By Brad Foster
There will be gaol time for the individuals involved in the alleged $40 million fraud of NAB – an ex-staffer and an external event supplier – but what lessons are there so that it won’t happen again?
Some wonder why companies put out tenders for events until something like this happens.
In 2018 police conducted raids at the North Shore office of event management company, Human Group, an accountant’s office, and the residence of the Human Group director, Helen Rosamond, following tip-offs from a whistleblower within NAB.
It is alleged that Human Group submitted inflated invoices to the bank for more than a decade that were approved by somebody working within NAB.
That individual is alleged to have been Rosemary Rogers, the now ex chief of staff of the ex CEO of NAB, Andrew Thorburn. She flew to Sydney in March to meet detectives and was charged with dishonestly obtaining a financial advantage by deception and 56 counts of corruptly receiving a benefit.

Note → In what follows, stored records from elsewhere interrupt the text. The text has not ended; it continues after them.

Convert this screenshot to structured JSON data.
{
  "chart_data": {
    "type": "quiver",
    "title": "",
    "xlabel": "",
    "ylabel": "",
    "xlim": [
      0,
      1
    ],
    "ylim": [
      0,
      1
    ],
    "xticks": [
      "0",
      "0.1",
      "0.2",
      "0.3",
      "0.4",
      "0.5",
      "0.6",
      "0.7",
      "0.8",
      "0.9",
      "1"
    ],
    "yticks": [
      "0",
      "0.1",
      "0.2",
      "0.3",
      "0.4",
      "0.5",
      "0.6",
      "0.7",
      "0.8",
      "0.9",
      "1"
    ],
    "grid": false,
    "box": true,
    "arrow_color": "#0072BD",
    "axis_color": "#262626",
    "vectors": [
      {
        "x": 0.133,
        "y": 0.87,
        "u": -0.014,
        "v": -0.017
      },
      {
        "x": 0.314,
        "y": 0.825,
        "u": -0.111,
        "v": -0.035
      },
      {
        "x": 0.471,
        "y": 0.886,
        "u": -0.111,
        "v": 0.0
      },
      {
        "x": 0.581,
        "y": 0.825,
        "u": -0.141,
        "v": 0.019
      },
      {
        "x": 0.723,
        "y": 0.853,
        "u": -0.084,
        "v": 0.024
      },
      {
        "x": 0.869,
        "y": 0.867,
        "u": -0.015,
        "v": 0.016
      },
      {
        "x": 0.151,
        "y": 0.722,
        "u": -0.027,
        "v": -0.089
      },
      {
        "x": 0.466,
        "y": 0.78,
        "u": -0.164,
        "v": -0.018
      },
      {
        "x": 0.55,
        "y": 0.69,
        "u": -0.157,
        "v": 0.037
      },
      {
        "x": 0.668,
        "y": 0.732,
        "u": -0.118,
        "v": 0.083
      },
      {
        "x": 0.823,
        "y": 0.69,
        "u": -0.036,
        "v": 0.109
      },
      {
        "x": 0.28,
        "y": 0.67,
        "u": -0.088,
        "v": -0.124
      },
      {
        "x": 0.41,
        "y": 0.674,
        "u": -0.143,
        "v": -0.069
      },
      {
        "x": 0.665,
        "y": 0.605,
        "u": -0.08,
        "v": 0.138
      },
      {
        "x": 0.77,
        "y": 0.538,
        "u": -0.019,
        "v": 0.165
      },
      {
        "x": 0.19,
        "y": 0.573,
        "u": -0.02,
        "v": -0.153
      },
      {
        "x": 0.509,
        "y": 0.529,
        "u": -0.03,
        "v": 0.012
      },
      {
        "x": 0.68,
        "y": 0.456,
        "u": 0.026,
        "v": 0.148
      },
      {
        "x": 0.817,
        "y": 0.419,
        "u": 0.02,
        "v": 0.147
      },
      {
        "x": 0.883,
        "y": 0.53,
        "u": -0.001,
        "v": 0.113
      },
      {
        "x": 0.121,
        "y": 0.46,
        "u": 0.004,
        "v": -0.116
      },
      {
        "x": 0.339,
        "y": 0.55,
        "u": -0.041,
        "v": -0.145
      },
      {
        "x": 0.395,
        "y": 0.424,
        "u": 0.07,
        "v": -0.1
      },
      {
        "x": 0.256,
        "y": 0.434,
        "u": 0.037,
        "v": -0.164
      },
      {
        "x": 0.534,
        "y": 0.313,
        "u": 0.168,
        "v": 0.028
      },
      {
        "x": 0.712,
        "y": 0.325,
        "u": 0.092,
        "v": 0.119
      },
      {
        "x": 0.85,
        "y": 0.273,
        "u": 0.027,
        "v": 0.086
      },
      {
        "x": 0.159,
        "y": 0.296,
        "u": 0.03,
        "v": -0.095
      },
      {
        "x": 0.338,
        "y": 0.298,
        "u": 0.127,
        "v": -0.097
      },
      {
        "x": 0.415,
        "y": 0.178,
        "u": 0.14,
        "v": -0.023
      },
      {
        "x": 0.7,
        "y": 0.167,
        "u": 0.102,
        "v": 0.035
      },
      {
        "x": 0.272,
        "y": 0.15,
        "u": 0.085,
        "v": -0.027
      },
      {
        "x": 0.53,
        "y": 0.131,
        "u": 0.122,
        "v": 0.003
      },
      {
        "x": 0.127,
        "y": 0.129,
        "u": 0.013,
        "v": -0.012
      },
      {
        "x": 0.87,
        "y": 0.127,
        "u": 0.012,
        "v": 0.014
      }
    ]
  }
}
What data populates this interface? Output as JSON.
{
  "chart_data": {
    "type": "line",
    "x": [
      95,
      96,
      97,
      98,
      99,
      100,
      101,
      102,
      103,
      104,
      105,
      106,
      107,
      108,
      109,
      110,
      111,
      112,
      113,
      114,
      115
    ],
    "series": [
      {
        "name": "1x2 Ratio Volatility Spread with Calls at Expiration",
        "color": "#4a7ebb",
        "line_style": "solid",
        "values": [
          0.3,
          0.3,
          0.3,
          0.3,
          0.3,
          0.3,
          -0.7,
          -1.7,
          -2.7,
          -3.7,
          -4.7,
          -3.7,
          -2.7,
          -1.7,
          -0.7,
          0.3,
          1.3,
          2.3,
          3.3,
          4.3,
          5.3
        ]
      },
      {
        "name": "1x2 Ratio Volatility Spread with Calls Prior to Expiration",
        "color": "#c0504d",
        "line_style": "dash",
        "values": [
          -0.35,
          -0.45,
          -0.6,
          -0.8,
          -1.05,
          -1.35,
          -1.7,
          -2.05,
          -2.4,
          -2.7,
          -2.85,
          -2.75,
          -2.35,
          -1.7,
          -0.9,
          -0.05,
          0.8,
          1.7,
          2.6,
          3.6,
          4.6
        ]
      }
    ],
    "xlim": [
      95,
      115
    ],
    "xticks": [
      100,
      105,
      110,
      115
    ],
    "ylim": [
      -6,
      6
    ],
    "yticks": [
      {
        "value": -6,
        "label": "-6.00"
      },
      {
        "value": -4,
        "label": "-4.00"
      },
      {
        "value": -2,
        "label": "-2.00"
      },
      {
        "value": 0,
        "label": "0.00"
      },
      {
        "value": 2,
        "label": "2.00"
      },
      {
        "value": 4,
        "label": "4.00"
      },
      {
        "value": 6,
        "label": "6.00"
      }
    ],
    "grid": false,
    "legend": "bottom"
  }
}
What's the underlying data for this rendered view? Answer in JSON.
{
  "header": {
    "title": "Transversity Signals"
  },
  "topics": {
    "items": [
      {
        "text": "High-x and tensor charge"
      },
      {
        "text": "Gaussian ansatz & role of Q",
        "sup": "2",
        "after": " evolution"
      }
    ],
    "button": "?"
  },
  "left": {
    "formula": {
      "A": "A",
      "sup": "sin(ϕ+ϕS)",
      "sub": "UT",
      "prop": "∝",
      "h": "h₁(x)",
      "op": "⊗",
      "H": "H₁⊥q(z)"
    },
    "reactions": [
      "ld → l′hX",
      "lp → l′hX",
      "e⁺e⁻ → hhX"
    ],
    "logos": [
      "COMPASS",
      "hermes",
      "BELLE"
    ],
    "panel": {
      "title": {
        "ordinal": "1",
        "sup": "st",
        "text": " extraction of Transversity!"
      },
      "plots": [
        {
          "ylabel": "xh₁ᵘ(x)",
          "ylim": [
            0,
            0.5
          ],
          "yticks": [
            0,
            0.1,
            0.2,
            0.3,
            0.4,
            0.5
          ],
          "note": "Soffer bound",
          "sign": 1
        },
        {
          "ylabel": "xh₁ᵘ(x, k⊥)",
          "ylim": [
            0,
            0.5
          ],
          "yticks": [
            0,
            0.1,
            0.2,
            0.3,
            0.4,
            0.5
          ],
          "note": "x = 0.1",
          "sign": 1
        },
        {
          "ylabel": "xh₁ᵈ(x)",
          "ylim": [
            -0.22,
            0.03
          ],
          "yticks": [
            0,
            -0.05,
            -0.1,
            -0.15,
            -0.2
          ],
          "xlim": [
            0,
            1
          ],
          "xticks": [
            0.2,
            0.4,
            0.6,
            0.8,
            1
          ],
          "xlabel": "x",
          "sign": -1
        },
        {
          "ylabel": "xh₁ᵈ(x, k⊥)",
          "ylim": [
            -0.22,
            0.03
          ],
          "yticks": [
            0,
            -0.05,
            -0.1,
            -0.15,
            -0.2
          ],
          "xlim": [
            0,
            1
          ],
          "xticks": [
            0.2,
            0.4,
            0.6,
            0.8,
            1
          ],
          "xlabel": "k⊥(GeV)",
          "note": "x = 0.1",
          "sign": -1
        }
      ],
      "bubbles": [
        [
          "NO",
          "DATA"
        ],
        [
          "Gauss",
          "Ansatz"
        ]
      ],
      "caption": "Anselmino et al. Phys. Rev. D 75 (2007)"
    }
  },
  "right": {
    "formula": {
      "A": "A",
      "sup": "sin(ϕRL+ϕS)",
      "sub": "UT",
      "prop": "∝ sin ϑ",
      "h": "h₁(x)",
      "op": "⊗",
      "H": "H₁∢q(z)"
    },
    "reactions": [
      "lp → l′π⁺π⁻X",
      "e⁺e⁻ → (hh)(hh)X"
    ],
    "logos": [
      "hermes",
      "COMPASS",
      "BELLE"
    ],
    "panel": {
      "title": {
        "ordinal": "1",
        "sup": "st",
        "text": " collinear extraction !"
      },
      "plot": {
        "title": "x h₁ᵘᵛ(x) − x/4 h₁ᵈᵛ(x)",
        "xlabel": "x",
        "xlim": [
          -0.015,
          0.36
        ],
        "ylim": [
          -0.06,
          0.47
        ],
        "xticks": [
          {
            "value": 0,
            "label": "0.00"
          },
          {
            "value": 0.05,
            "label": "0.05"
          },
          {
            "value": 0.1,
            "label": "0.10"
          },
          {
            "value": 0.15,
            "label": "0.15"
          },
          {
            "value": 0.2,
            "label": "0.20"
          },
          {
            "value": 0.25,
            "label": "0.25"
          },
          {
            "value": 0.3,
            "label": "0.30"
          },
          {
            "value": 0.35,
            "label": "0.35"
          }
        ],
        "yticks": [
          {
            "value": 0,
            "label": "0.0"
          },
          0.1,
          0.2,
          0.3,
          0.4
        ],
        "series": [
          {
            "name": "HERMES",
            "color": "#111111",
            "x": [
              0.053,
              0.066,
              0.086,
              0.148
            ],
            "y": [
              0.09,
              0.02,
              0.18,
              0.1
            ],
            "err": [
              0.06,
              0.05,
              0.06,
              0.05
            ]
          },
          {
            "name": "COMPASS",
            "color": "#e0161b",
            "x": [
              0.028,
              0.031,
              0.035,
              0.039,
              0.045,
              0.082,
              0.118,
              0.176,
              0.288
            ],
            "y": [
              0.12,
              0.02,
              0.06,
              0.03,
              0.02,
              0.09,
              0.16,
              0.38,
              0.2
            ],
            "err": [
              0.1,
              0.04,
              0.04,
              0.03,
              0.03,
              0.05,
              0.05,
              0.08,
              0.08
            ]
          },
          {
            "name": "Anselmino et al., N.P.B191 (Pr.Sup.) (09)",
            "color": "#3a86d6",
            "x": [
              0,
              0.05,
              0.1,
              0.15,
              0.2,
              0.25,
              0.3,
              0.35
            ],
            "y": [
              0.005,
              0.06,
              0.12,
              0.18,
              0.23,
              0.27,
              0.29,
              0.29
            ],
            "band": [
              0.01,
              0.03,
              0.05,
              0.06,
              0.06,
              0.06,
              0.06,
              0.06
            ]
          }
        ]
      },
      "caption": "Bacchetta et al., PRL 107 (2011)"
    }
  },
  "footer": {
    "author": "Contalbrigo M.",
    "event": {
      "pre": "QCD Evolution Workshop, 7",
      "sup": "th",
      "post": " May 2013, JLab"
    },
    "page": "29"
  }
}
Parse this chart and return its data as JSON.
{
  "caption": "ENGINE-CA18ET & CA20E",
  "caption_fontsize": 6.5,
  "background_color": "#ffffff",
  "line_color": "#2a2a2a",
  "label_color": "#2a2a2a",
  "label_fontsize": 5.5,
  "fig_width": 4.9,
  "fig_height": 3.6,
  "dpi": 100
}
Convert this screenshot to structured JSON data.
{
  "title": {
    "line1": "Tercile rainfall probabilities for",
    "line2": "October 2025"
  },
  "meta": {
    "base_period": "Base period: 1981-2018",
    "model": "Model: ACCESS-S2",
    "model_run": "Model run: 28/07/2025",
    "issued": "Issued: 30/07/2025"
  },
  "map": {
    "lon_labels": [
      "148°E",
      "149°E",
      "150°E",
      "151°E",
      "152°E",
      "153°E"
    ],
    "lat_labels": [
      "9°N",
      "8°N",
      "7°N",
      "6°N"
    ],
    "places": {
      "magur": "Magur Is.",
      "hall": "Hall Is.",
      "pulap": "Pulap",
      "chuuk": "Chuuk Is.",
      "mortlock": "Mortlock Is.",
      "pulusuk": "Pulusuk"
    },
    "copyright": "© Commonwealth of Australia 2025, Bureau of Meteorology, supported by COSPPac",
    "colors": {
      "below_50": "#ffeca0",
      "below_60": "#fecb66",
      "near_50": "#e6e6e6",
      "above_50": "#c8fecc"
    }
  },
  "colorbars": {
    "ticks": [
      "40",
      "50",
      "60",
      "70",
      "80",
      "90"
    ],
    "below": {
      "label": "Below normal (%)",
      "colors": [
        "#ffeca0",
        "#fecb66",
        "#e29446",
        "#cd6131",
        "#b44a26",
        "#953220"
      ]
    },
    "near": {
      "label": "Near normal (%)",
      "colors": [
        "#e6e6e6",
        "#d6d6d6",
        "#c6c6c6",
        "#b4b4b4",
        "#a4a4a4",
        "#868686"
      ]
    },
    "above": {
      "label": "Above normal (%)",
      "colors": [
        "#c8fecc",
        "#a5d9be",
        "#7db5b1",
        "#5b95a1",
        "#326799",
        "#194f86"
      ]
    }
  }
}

As well as allegedly approving the inflated invoices, it is claimed Rogers received kick-backs from the Human Group in the millions of dollars.
As one experienced business event practitioner tells micenet, this is a classic case where a company has forgotten the basic checks and balances within their organisation.
“I am sure there must be procurement rules throughout NAB that staff have to follow in regard to approvals and quotes,” the practitioner said.
“It would be interesting to know if these existed at the top of NAB. They certainly don’t seem to have been followed.
“You should always get competitive tenders on a regular basis however much you may trust a supplier. It is the best way to keep them honest.”
And, we imagine, tendering every three or so years, would also ensure that prices quoted by incumbents are grounded in reality through simple comparison with others.
Our BE practitioner stresses the importance of seeing original third party supplier invoices and ensuring that there are more than one level of checks and balances in place.
This latest NAB case reminds micenet of the sentencing and conviction of Susan Mary Riley in 2009 who defrauded Tourism Whitsundays of almost $360,000 when she was the financial controller of that organisation.
Riley reportedly used money she stole from Tourism Whitsundays for a gambling addiction until the organisation was independently audited and her deception was discovered.
The money she stole was, at the time, equivalent to almost 25 per cent of Tourism Whitsundays’ annual income and resulted in four people being made redundant and the organisation on the brink of collapse.
Following the discovery of Riley’s deception the then Tourism Whitsundays CEO put new policies in place to ensure a similar occurrence could never happen again.
Riley was sentenced to six-and-half years in prison.